Se encogió de hombros, como si fuera difícil de entender o no le importara. —¿Has estado en Canudos? —preguntó Gall—. Cuéntame. ¿Qué está pasando? ¿Cómo es?
—Se oyen muchas cosas —dijo Barbadura, escupiendo—. Que mataron a muchos soldados de un tal Febronio. Los colgaron de los árboles. Si no lo entierran, al cadáver se lo lleva el Can, parece.

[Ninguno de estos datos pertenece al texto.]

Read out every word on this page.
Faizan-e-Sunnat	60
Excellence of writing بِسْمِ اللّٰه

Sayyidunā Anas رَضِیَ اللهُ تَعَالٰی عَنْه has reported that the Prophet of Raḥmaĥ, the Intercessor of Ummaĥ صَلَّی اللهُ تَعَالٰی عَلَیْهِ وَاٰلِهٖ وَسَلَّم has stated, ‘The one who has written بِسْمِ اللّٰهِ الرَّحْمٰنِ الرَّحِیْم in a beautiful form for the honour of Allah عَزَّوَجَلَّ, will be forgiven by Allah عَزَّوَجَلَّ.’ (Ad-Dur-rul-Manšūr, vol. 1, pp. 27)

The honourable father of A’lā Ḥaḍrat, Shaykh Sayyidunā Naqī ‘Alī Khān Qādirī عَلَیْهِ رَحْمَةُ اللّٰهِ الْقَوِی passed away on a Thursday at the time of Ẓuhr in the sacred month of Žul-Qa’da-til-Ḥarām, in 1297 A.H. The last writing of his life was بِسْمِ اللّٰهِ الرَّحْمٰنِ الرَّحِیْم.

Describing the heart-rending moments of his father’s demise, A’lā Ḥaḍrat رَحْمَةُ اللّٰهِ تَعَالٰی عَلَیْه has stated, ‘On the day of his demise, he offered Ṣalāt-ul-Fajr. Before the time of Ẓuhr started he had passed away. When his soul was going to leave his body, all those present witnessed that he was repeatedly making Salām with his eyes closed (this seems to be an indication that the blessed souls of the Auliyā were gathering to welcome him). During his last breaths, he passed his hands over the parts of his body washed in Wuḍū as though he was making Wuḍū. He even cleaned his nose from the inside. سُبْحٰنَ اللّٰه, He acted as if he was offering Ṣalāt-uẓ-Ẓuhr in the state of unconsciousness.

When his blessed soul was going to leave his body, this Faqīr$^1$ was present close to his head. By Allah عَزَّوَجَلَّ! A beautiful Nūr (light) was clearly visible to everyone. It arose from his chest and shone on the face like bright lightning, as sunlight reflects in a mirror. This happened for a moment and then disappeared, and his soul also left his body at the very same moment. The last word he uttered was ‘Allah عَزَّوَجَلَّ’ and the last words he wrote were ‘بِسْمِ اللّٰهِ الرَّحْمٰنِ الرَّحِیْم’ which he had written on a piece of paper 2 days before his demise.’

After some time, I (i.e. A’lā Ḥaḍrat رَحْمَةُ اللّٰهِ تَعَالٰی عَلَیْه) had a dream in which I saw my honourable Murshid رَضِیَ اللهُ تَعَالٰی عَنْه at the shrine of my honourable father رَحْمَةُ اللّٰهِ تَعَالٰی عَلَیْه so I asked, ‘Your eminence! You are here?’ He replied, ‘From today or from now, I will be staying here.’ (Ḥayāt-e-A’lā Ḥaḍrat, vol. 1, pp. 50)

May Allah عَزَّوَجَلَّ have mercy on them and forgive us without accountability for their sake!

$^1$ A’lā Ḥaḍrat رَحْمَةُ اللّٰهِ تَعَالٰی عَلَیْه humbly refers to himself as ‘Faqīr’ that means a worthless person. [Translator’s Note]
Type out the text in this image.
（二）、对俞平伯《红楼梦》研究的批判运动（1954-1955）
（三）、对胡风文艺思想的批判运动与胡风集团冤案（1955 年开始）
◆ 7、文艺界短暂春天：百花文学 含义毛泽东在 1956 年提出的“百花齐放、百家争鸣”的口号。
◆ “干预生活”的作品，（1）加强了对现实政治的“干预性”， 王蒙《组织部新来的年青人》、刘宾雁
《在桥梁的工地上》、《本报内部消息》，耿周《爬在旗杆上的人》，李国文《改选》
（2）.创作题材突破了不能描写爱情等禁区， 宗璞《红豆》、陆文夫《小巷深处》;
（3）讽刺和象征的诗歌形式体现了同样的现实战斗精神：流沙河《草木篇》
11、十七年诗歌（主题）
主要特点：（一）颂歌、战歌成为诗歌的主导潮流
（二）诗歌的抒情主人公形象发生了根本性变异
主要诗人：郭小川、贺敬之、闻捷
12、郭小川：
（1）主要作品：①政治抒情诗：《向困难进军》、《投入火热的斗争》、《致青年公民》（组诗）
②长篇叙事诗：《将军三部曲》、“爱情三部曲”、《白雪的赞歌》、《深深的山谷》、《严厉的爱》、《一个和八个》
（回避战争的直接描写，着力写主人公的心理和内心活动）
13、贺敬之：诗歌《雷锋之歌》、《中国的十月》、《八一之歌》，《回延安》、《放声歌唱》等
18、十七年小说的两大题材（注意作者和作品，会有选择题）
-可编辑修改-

—¿Están bien armados? —insistió Gall—. ¿Podrán resistir otro ataque? —Podrán —gruñó Barbadura—. No sólo Pajeú está allá. También Joáo Abade, Táramela, Joaquim Macambira y sus hijos, Pedráo. Los cabras más terribles de estas tierras. Se odiaban y se mataban unos a otros. Ahora son hermanos y luchan por el Consejero. Se van a ir al cielo, pese a las maldades que hicieron. El Consejero los perdonó. La Barbuda, el Idiota, el Enano y Jurema se habían sentado en el suelo y escuchaban, embelesados.
—A los romeros, el Consejero les da un beso en la frente —añadió Barbadura—. El Beatito los hace arrodillar y el Consejero los levanta y los besa. Eso es el ósculo de los elegidos. La gente llora de felicidad. Ya eres elegido, sabes que vas a ir al cielo. ¿Qué importa la muerte, después de eso?

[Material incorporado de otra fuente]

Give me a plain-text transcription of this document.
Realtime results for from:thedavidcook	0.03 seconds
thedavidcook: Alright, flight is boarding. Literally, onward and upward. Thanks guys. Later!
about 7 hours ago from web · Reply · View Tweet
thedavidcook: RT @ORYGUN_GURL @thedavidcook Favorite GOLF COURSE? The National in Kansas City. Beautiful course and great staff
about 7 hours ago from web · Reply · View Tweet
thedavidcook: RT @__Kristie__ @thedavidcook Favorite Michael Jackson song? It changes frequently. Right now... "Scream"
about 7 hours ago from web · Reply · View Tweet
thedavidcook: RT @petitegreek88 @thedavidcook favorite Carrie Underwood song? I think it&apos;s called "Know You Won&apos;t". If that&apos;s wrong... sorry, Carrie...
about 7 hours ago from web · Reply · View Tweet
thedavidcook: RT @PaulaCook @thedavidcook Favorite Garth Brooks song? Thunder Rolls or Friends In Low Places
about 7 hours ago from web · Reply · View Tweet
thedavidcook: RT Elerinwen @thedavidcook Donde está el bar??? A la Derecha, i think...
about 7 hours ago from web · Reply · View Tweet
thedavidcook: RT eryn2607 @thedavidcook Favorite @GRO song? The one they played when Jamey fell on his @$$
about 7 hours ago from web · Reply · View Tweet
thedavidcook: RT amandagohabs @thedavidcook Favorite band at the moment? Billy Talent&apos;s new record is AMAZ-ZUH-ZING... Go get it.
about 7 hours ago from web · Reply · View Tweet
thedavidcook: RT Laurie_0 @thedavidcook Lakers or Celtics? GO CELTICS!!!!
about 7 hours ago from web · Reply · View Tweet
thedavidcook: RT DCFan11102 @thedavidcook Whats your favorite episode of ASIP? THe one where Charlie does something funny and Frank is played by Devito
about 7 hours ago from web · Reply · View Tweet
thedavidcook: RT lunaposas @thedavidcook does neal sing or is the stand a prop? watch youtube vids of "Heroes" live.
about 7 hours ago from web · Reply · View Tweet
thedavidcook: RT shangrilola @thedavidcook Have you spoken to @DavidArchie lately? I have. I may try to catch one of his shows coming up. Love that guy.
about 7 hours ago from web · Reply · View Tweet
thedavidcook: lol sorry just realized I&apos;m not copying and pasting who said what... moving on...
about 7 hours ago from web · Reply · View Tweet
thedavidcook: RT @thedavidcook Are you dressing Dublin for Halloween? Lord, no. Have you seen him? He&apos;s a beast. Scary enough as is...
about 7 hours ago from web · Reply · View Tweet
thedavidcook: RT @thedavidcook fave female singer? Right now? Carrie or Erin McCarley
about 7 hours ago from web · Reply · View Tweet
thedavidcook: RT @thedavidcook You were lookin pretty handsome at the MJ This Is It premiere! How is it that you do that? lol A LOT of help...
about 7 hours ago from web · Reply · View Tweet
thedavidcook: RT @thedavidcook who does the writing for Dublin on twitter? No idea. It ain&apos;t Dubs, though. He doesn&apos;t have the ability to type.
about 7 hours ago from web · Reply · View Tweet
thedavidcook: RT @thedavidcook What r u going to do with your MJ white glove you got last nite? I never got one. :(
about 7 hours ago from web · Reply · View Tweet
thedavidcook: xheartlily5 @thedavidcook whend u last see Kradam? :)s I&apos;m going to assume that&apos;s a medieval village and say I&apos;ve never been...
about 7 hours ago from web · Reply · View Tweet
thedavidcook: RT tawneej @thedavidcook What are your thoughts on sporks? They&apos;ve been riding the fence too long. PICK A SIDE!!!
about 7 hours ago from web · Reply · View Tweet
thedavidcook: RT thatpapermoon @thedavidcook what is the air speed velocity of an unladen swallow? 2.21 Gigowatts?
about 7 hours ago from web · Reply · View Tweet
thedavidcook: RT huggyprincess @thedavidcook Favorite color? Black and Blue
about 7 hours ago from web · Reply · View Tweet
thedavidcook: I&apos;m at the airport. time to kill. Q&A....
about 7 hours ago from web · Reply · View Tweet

—Tú también deberías estar en Canudos —dijo Gall—. Son tus hermanos, también.
Luchan porque el cielo baje a la tierra. Porque desaparezca ese infierno al que tienes tanto miedo.
—No tengo miedo al infierno sino a la muerte —lo corrigió Barbadura, sin enojo—. Mejor dicho, a la pesadilla, al sueño de la muerte. Es diferente, ¿no te das cuenta? Escupió de nuevo, con expresión atormentada. Depronto, se dirigió a Jurema, señalando a Gall.

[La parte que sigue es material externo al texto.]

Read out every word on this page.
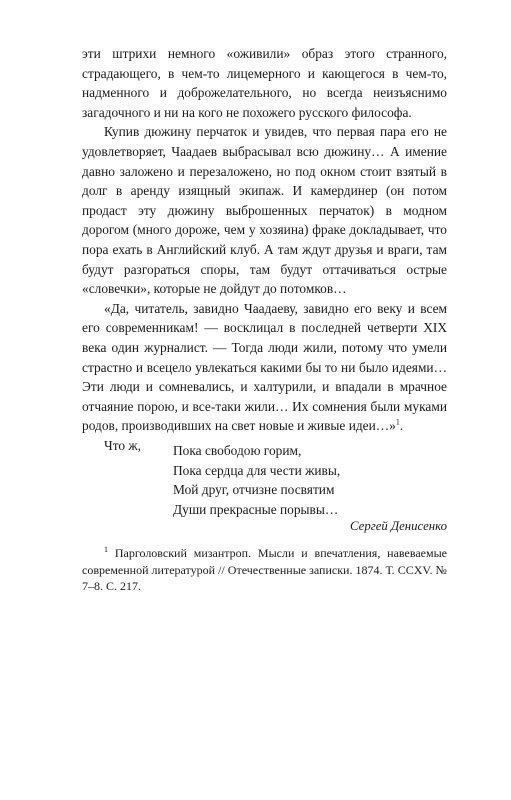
эти штрихи немного «оживили» образ этого странного, страдающего, в чем-то лицемерного и кающегося в чем-то, надменного и доброжелательного, но всегда неизъяснимо загадочного и ни на кого не похожего русского философа.

Купив дюжину перчаток и увидев, что первая пара его не удовлетворяет, Чаадаев выбрасывал всю дюжину… А имение давно заложено и перезаложено, но под окном стоит взятый в долг в аренду изящный экипаж. И камердинер (он потом продаст эту дюжину выброшенных перчаток) в модном дорогом (много дороже, чем у хозяина) фраке докладывает, что пора ехать в Английский клуб. А там ждут друзья и враги, там будут разгораться споры, там будут оттачиваться острые «словечки», которые не дойдут до потомков…

«Да, читатель, завидно Чаадаеву, завидно его веку и всем его современникам! — восклицал в последней четверти XIX века один журналист. — Тогда люди жили, потому что умели страстно и всецело увлекаться какими бы то ни было идеями… Эти люди и сомневались, и халтурили, и впадали в мрачное отчаяние порою, и все-таки жили… Их сомнения были муками родов, производивших на свет новые и живые идеи…»$^1$.

Что ж,	Пока свободою горим,
Пока сердца для чести живы,
Мой друг, отчизне посвятим
Души прекрасные порывы…
Сергей Денисенко

$^1$ Парголовский мизантроп. Мысли и впечатления, навеваемые современной литературой // Отечественные записки. 1874. Т. CCXV. № 7–8. С. 217.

—¿Nunca sueña con su esqueleto, tu marido? —No es mi marido —replicó Jurema.
Joáo Grande entró a Canudos corriendo, la cabeza aturdida por la responsabilidad que acababan de conferirle y que, cada segundo, le parecía más inmerecida para su pobre persona pecadora que él creyó alguna vez poseída por el Perro (era un temor que volvía, como las estaciones). Había aceptado, no podía dar marcha atrás. En las primeras casas se detuvo, sin saber qué hacer. Tenía la intención de ir donde Antonio Vilanova, para que él le dijera cómo organizar la Guardia Católica. Pero ahora, su corazón atolondrado le hizo saber que en este momento necesitaba, antes que ayuda práctica, socorro espiritual. Era el atardecer; pronto el Consejero subiría a la torre; si se daba prisa tal vez lo alcanzaría en el Santuario. Echó a correr, nuevamente, por tortuosas callecitas apretadas de hombres, mujeres y niños que abandonaban casas, chozas, cuevas, agujeros y fluían, igual que cada tarde, hacia el Templo del Buen Jesús, para escuchar los consejos. Al pasar frente al almacén de los Vilanova, vio que Pajeú y una veintena de hombres, pertrechados para un largo viaje, se despedían de grupos de familiares. Le costó trabajo abrirse paso entre la masa que desbordaba el descampado adyacente a las iglesias. Oscurecía y, aquí y allá, titilaban ya lamparines.
El Consejero no estaba en el Santuario. Había ido a despedir al Padre Joaquim hasta la salida a Cumbe y, después, el carnerito blanco sujeto en una mano y en la otra el cayado de pastor, visitaba las Casas de Salud, confortando a enfermos y ancianos. Debido a la muchedumbre que permanecía soldada a él, estos recorridos del Consejero por Belo Monte eran cada día más difíciles. Lo acompañaban esta vez el León de Natuba y las beatas del Coro Sagrado, pero el Beatito y María Quadrado estaban en el Santuario. —No soy digno, Beatito —dijo el ex esclavo, ahogándose, desde la puerta—. Alabado sea el Buen Jesús.
—He preparado un juramento para la Guardia Católica —repuso el Beatito, dulcemente—. Más profundo que el que hacen los que vienen a salvarse. El León lo ha escrito. —Le alcanzó un papel, que desapareció en las manazas oscuras—. Lo aprenderás de memoria y a cada uno que escojas se lo harás jurar. Cuando la Guardia Católica esté formada, jurarán todos en el templo y haremos procesión. María Quadrado, que había estado en un rincón del cuarto, vino hacia ellos con un trapo y un recipiente de agua.